Workflow Timeout Handling

When workflows themselves time out (waiting for human input, external callbacks, etc.), you need escalation and notification strategies.


class WorkflowTimeoutHandler:
    def __init__(self, notification_service, escalation_rules):
        self.notifier = notification_service
        self.escalation = escalation_rules
    
    async def handle_workflow_timeout(self, workflow_id: str,
                                       wait_step: WaitStep):
        workflow = await self.get_workflow(workflow_id)
        
        # Determine escalation level based on wait duration
        escalation_level = self.escalation.get_level(
            wait_step.id, 
            workflow.time_waiting
        )
        
        # Notify relevant parties
        await self.notifier.send_timeout_alert(
            workflow_id=workflow_id,
            step=wait_step,
            escalation_level=escalation_level,
            time_waiting=workflow.time_waiting
        )
        
        # Execute escalation action
        if escalation_level.action == 'escalate':
            await self._escalate_to_manager(workflow)
        elif escalation_level.action == 'auto_approve':
            await self._auto_approve_and_continue(workflow, wait_step)
        elif escalation_level.action == 'cancel':
            await self._cancel_workflow(workflow)
    
    async def _schedule_timeout_check(self, workflow_id: str,
                                       wait_step: WaitStep,
                                       deadline: datetime):
        # Schedule a timeout check at deadline
        delay = (deadline - datetime.now()).total_seconds()
        asyncio.create_task(
            self._delayed_timeout_check(delay, workflow_id, wait_step)
        )
    
    async def _delayed_timeout_check(self, delay: float,
                                     workflow_id: str,
                                     wait_step: WaitStep):
        await asyncio.sleep(delay)
        workflow = await self.get_workflow(workflow_id)
        if workflow.current_step == wait_step and not wait_step.completed:
            await self.handle_workflow_timeout(workflow_id, wait_step)
            

HealthMetrics: Durable Patient Report Generation

HealthMetrics generates comprehensive patient reports through a long-running workflow that gathers data from multiple sources, runs analysis algorithms, synthesizes insights, and requires physician approval before delivery.
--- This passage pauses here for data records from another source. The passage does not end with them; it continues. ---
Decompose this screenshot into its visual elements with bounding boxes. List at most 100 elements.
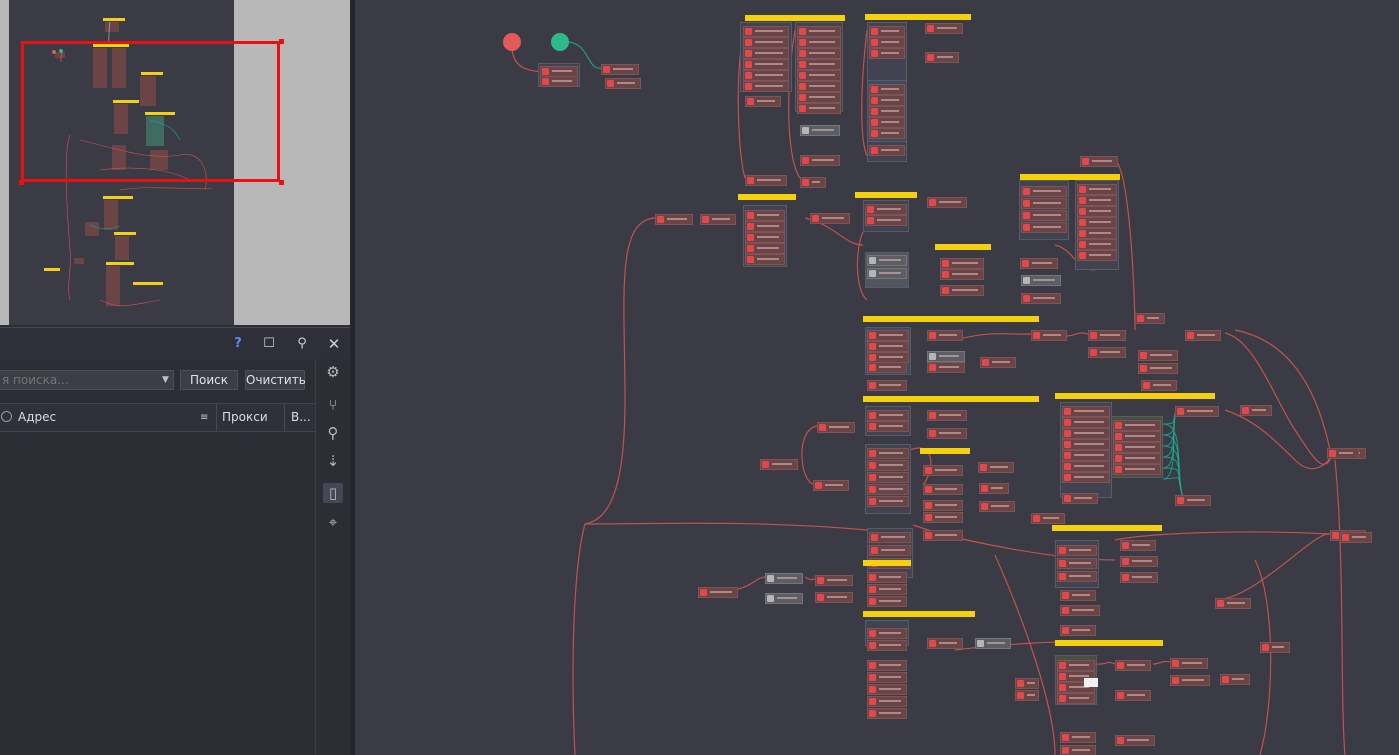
action-node[interactable] (1077, 239, 1117, 250)
pin-button[interactable]: ⚲ (292, 334, 312, 354)
action-node[interactable] (979, 501, 1015, 512)
column-address[interactable]: Адрес (18, 404, 56, 431)
action-node[interactable] (869, 145, 905, 156)
action-node[interactable] (867, 628, 907, 639)
device-icon[interactable]: ▯ (323, 483, 343, 503)
action-node[interactable] (797, 70, 841, 81)
start-node[interactable] (503, 33, 521, 51)
action-node[interactable] (745, 232, 785, 243)
action-node[interactable] (869, 106, 905, 117)
minimap-resize-handle[interactable] (279, 180, 284, 185)
action-node[interactable] (1170, 675, 1210, 686)
action-node[interactable] (867, 684, 907, 695)
action-node[interactable] (800, 155, 840, 166)
start-node[interactable] (551, 33, 569, 51)
action-node[interactable] (810, 213, 850, 224)
action-node[interactable] (869, 545, 911, 556)
action-node[interactable] (601, 64, 639, 75)
action-node[interactable] (1115, 690, 1151, 701)
action-node[interactable] (867, 660, 907, 671)
action-node[interactable] (867, 362, 907, 373)
close-button[interactable]: ✕ (324, 334, 344, 354)
action-node[interactable] (867, 708, 907, 719)
action-node[interactable] (745, 175, 787, 186)
action-node[interactable] (867, 421, 909, 432)
action-node[interactable] (1077, 217, 1117, 228)
action-node[interactable] (1062, 472, 1110, 483)
action-node[interactable] (1015, 678, 1039, 689)
action-node[interactable] (869, 48, 905, 59)
action-node[interactable] (815, 592, 853, 603)
action-node[interactable] (797, 26, 841, 37)
action-node[interactable] (1060, 625, 1096, 636)
action-node[interactable] (867, 696, 907, 707)
action-node[interactable] (923, 465, 963, 476)
action-node[interactable] (1113, 420, 1161, 431)
action-node[interactable] (1062, 450, 1110, 461)
action-node[interactable] (1060, 605, 1100, 616)
action-node[interactable] (1088, 347, 1126, 358)
action-node[interactable] (1062, 417, 1110, 428)
action-node[interactable] (927, 362, 965, 373)
sort-icon[interactable]: ⇣ (323, 451, 343, 471)
action-node[interactable] (1113, 431, 1161, 442)
settings-icon[interactable]: ⚙ (323, 362, 343, 382)
action-node[interactable] (1021, 222, 1067, 233)
action-node[interactable] (1021, 275, 1061, 286)
action-node[interactable] (1113, 453, 1161, 464)
minimap-viewport-frame[interactable] (21, 41, 280, 182)
clear-button[interactable]: Очистить (245, 370, 306, 390)
action-node[interactable] (1062, 461, 1110, 472)
action-node[interactable] (1088, 330, 1126, 341)
action-node[interactable] (1015, 690, 1039, 701)
action-node[interactable] (1062, 406, 1110, 417)
action-node[interactable] (927, 351, 965, 362)
action-node[interactable] (923, 500, 963, 511)
action-node[interactable] (797, 81, 841, 92)
action-node[interactable] (869, 95, 905, 106)
action-node[interactable] (925, 23, 963, 34)
workflow-canvas[interactable] (355, 0, 1399, 755)
action-node[interactable] (1021, 186, 1067, 197)
action-node[interactable] (815, 575, 853, 586)
action-node[interactable] (1057, 693, 1095, 704)
action-node[interactable] (867, 330, 909, 341)
action-node[interactable] (1115, 735, 1155, 746)
action-node[interactable] (1115, 660, 1151, 671)
action-node[interactable] (980, 357, 1016, 368)
action-node[interactable] (1327, 448, 1359, 459)
column-proxy[interactable]: Прокси (222, 404, 268, 431)
action-node[interactable] (1138, 363, 1178, 374)
action-node[interactable] (700, 214, 736, 225)
action-node[interactable] (1120, 572, 1158, 583)
action-node[interactable] (1175, 495, 1211, 506)
action-node[interactable] (1340, 532, 1372, 543)
action-node[interactable] (867, 410, 909, 421)
action-node[interactable] (745, 96, 781, 107)
action-node[interactable] (743, 48, 789, 59)
column-truncated[interactable]: В... (291, 404, 311, 431)
action-node[interactable] (869, 117, 905, 128)
action-node[interactable] (655, 214, 693, 225)
action-node[interactable] (978, 462, 1014, 473)
action-node[interactable] (1062, 428, 1110, 439)
action-node[interactable] (745, 254, 785, 265)
action-node[interactable] (765, 573, 803, 584)
action-node[interactable] (867, 268, 907, 279)
action-node[interactable] (1135, 313, 1165, 324)
action-node[interactable] (1260, 642, 1290, 653)
action-node[interactable] (867, 484, 909, 495)
action-node[interactable] (867, 380, 907, 391)
action-node[interactable] (1077, 184, 1117, 195)
action-node[interactable] (1113, 442, 1161, 453)
action-node[interactable] (1080, 156, 1118, 167)
action-node[interactable] (1113, 464, 1161, 475)
action-node[interactable] (867, 255, 907, 266)
action-node[interactable] (1057, 545, 1097, 556)
action-node[interactable] (925, 52, 959, 63)
action-node[interactable] (867, 640, 907, 651)
sort-icon[interactable]: ≡ (200, 404, 208, 431)
action-node[interactable] (698, 587, 738, 598)
action-node[interactable] (867, 448, 909, 459)
action-node[interactable] (940, 269, 984, 280)
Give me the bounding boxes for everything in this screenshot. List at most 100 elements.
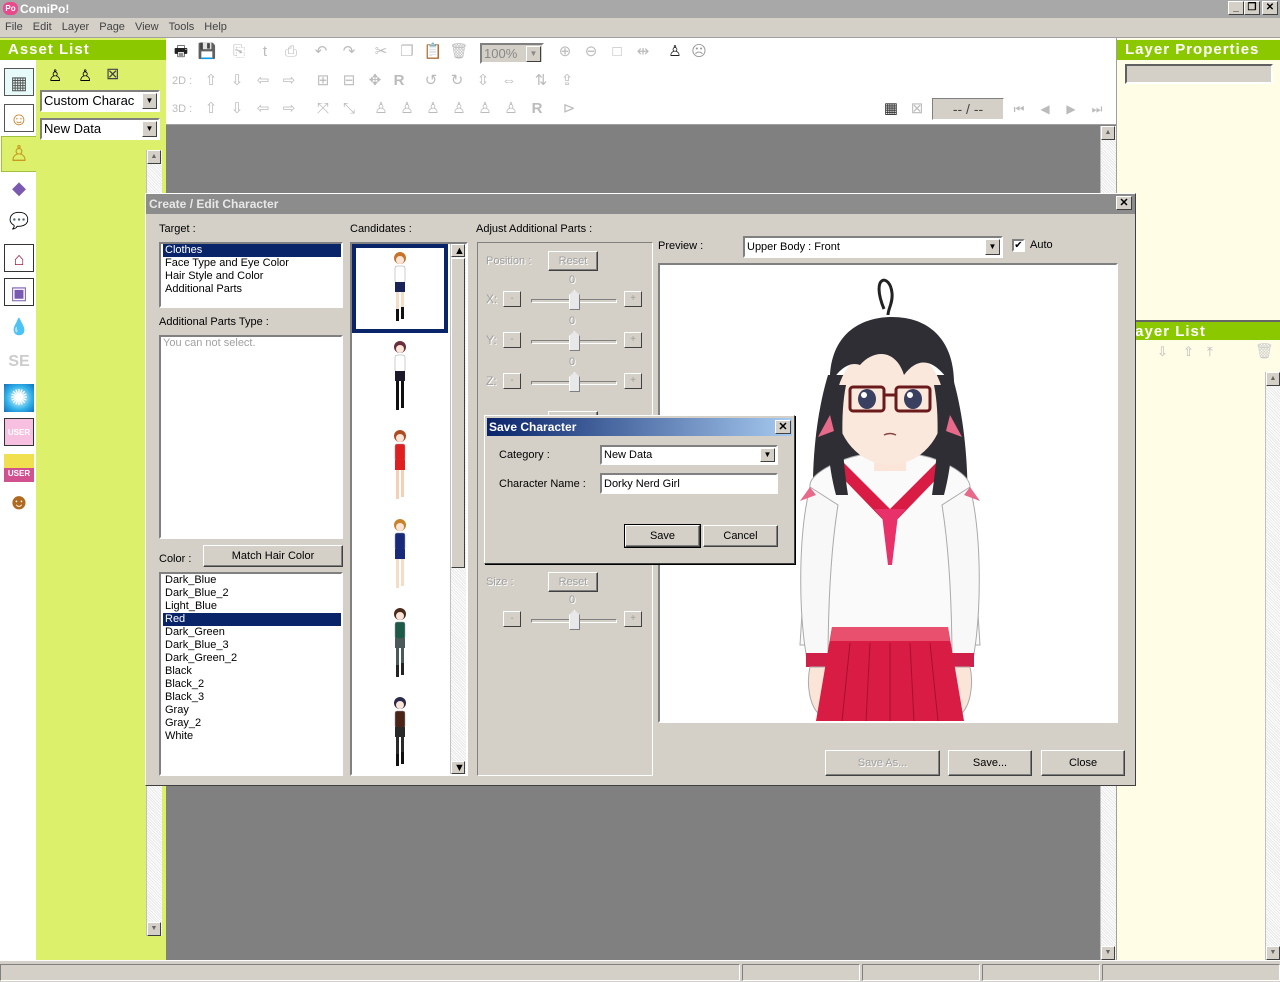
next-page-icon[interactable]: ▶ [1060, 98, 1082, 120]
position-reset-button[interactable]: Reset [548, 251, 598, 271]
twitter-icon[interactable]: t [254, 41, 276, 63]
character-name-input[interactable] [600, 473, 778, 494]
size-minus-button[interactable]: - [503, 611, 521, 627]
preview-select[interactable]: Upper Body : Front ▼ [743, 236, 1003, 258]
menu-file[interactable]: File [0, 18, 28, 33]
move-left-3d-icon[interactable]: ⇦ [252, 98, 274, 120]
chevron-down-icon[interactable]: ▼ [526, 46, 541, 62]
color-item[interactable]: Black_2 [163, 678, 341, 691]
menu-edit[interactable]: Edit [28, 18, 57, 33]
tab-user-image-icon[interactable]: USER [4, 418, 34, 446]
redo-icon[interactable]: ↷ [338, 41, 360, 63]
tab-flash-effect-icon[interactable]: ✺ [4, 384, 34, 412]
trash-icon[interactable]: 🗑 [448, 41, 470, 63]
color-item[interactable]: Dark_Blue_3 [163, 639, 341, 652]
color-item[interactable]: Dark_Blue [163, 574, 341, 587]
tab-3d-object-icon[interactable]: ◆ [4, 174, 34, 202]
move-right-2d-icon[interactable]: ⇨ [278, 70, 300, 92]
menu-help[interactable]: Help [199, 18, 232, 33]
reset-layer-icon[interactable]: ⇅ [530, 70, 552, 92]
reset-2d-icon[interactable]: R [388, 70, 410, 92]
color-item[interactable]: Light_Blue [163, 600, 341, 613]
tab-speech-balloon-icon[interactable]: 💬 [4, 208, 34, 236]
zoom-out-3d-icon[interactable]: ⤡ [338, 98, 360, 120]
spin-left-icon[interactable]: ♙ [422, 98, 444, 120]
zoom-in-3d-icon[interactable]: ⤧ [312, 98, 334, 120]
move-down-3d-icon[interactable]: ⇩ [226, 98, 248, 120]
menu-tools[interactable]: Tools [164, 18, 200, 33]
first-page-icon[interactable]: ⏮ [1008, 98, 1030, 120]
menu-layer[interactable]: Layer [57, 18, 95, 33]
last-page-icon[interactable]: ⏭ [1086, 98, 1108, 120]
tilt-forward-icon[interactable]: ♙ [500, 98, 522, 120]
rotate-right-icon[interactable]: ↻ [446, 70, 468, 92]
scroll-down-icon[interactable]: ▼ [147, 922, 161, 936]
spin-right-icon[interactable]: ♙ [448, 98, 470, 120]
save-icon[interactable]: 💾 [196, 41, 218, 63]
flip-vertical-icon[interactable]: ⇳ [472, 70, 494, 92]
save-dialog-close-button[interactable]: ✕ [775, 420, 791, 434]
auto-checkbox[interactable]: ✔ [1012, 239, 1025, 252]
zoom-select[interactable]: 100% ▼ [480, 43, 544, 64]
color-item[interactable]: White [163, 730, 341, 743]
move-left-2d-icon[interactable]: ⇦ [252, 70, 274, 92]
save-button[interactable]: Save [624, 524, 701, 548]
fit-width-icon[interactable]: ⇹ [632, 41, 654, 63]
match-hair-color-button[interactable]: Match Hair Color [203, 545, 343, 567]
cut-icon[interactable]: ✂ [370, 41, 392, 63]
new-character-icon[interactable]: ♙ [48, 66, 62, 86]
color-item[interactable]: Black [163, 665, 341, 678]
flip-horizontal-icon[interactable]: ⇔ [498, 70, 520, 92]
layer-top-icon[interactable]: ⤒ [1207, 344, 1213, 360]
tilt-back-icon[interactable]: ♙ [474, 98, 496, 120]
chevron-down-icon[interactable]: ▼ [760, 448, 775, 462]
tab-sound-effect-icon[interactable]: SE [4, 348, 34, 376]
layer-down-icon[interactable]: ⇩ [1157, 344, 1168, 360]
scroll-thumb[interactable] [451, 258, 465, 568]
paste-icon[interactable]: 📋 [422, 41, 444, 63]
target-list[interactable]: Clothes Face Type and Eye Color Hair Style… [159, 242, 343, 308]
additional-parts-type-list[interactable]: You can not select. [159, 335, 343, 539]
candidate-item[interactable] [352, 422, 448, 511]
enlarge-icon[interactable]: ⊞ [312, 70, 334, 92]
edit-character-icon[interactable]: ♙ [78, 66, 92, 86]
prev-page-icon[interactable]: ◀ [1034, 98, 1056, 120]
shrink-icon[interactable]: ⊟ [338, 70, 360, 92]
camera-icon[interactable]: ⊳ [558, 98, 580, 120]
color-item[interactable]: Red [163, 613, 341, 626]
candidate-item[interactable] [352, 333, 448, 422]
copy-icon[interactable]: ❐ [396, 41, 418, 63]
print-icon[interactable]: ⎙ [280, 41, 302, 63]
color-item[interactable]: Gray_2 [163, 717, 341, 730]
close-button[interactable]: Close [1041, 750, 1125, 776]
menu-view[interactable]: View [130, 18, 164, 33]
tab-character-2d-icon[interactable]: ☺ [4, 104, 34, 132]
window-close-button[interactable]: ✕ [1262, 1, 1278, 15]
restore-button[interactable]: ❐ [1244, 1, 1260, 15]
open-icon[interactable]: 🖶 [170, 41, 192, 63]
delete-character-icon[interactable]: ⊠ [106, 64, 119, 84]
layer-up-icon[interactable]: ⇧ [1183, 344, 1194, 360]
candidates-list[interactable]: ▲ ▼ [350, 242, 468, 776]
undo-icon[interactable]: ↶ [310, 41, 332, 63]
face-icon[interactable]: ☹ [688, 41, 710, 63]
move-up-3d-icon[interactable]: ⇧ [200, 98, 222, 120]
color-item[interactable]: Gray [163, 704, 341, 717]
chevron-down-icon[interactable]: ▼ [985, 239, 1000, 255]
layer-delete-icon[interactable]: 🗑 [1255, 342, 1274, 360]
axis-1-plus-button[interactable]: + [624, 332, 642, 348]
tab-character-box-icon[interactable]: ☻ [4, 488, 34, 516]
save-dots-button[interactable]: Save... [948, 750, 1032, 776]
target-item[interactable]: Additional Parts [163, 283, 341, 296]
tab-user-3d-icon[interactable]: USER [4, 454, 34, 482]
target-item[interactable]: Clothes [163, 244, 341, 257]
candidate-item[interactable] [352, 511, 448, 600]
fit-icon[interactable]: ✥ [364, 70, 386, 92]
turn-right-icon[interactable]: ♙ [396, 98, 418, 120]
fit-page-icon[interactable]: □ [606, 41, 628, 63]
tab-object-icon[interactable]: ▣ [4, 278, 34, 306]
asset-data-select[interactable]: New Data ▼ [40, 118, 160, 140]
chevron-down-icon[interactable]: ▼ [142, 93, 157, 109]
axis-2-minus-button[interactable]: - [503, 373, 521, 389]
tab-panel-layout-icon[interactable]: ▦ [4, 68, 34, 96]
The workflow checkpoints at each data gathering step and each synthesis phase. If the system crashes during the 2-hour report generation, it resumes from the last successful checkpoint. If a physician does not approve within 48 hours, the system sends escalation alerts and ultimately routes the approval to their department head.

Key Takeaway

Design for the assumption that failures will happen. Checkpoint frequently, make operations idempotent, and have clear timeout and escalation policies. Your users should never need to worry about losing work due to system failures.